Whatever reform initiative the government decides to adopt, the Australian Human Rights Commission welcomes the public debate and encourages the Attorney in his consultations with leaders throughout Australia, especially those most vulnerable to racial abuse– Aboriginal and Torres Strait Islanders, and ethnic communities.
The right to freedom of speech is a fragile flower that depends upon protection by Parliament, the courts and the Commission and, most importantly, the community.
The Commission has long argued for Commonwealth legislation to protect our fundamental freedoms, including the right to free speech. In the meantime, I believe that a balance can be achieved of the common law right to freedom of expression with the right to enjoy public spaces free of racial abuse. Most Australians understand the need for a balance of freedoms and accept that this balance may need to be recalibrated over time to reflect community values.
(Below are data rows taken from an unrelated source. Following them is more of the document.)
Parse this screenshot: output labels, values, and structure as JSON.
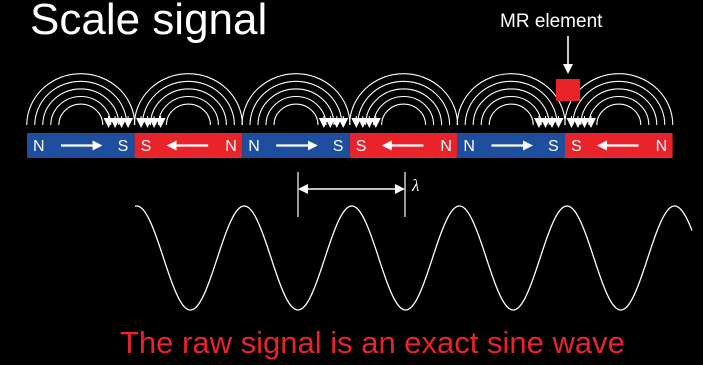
{
  "title": "Scale signal",
  "mr_element_label": "MR element",
  "wavelength_symbol": "λ",
  "caption": "The raw signal is an exact sine wave",
  "colors": {
    "north_block": "#1d4f9e",
    "south_block": "#e8242a",
    "mr_element": "#e8242a",
    "caption": "#e8242a",
    "lines": "#ffffff",
    "background": "#000000"
  },
  "magnets": [
    {
      "left": "N",
      "right": "S",
      "direction": "right",
      "color": "blue"
    },
    {
      "left": "S",
      "right": "N",
      "direction": "left",
      "color": "red"
    },
    {
      "left": "N",
      "right": "S",
      "direction": "right",
      "color": "blue"
    },
    {
      "left": "S",
      "right": "N",
      "direction": "left",
      "color": "red"
    },
    {
      "left": "N",
      "right": "S",
      "direction": "right",
      "color": "blue"
    },
    {
      "left": "S",
      "right": "N",
      "direction": "left",
      "color": "red"
    }
  ]
}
Race hatred laws have been one of the vital foundations for our enviable multicultural society. If the Government decides to reform Sections 18 C and D, it should do so with care and on the basis of objective evidence, identifying the mischief and mindful of the symbolic value of the racial vilification laws that underpin our vibrant and free democracy.
 J Locke, Two Treatises of Government, ed. Thomas Hollis (London: A. Millar et al., 1764). At http://oll.libertyfund.org/title/222 on 2013-09-30 (viewed 1 July 2013).
 The jurisprudential flesh has been put on the bones of these laws by the work of the Human Rights Committee in General Comment No 34.
Lange v ABC (1997) 189 CLR520.
 s 80 2A of the Commonwealth Criminal Code, that creates a crime of “urging violence against a target group on grounds of race, religion, nationality, ethnic origin or political opinion, with a good faith defense.
Note 2009 commitment by the Australian Government to the London Declaration on Combatting Anti-Semitism and to enacting ‘Hate Crime legislation’ to criminalize ‘incitement to hatred’.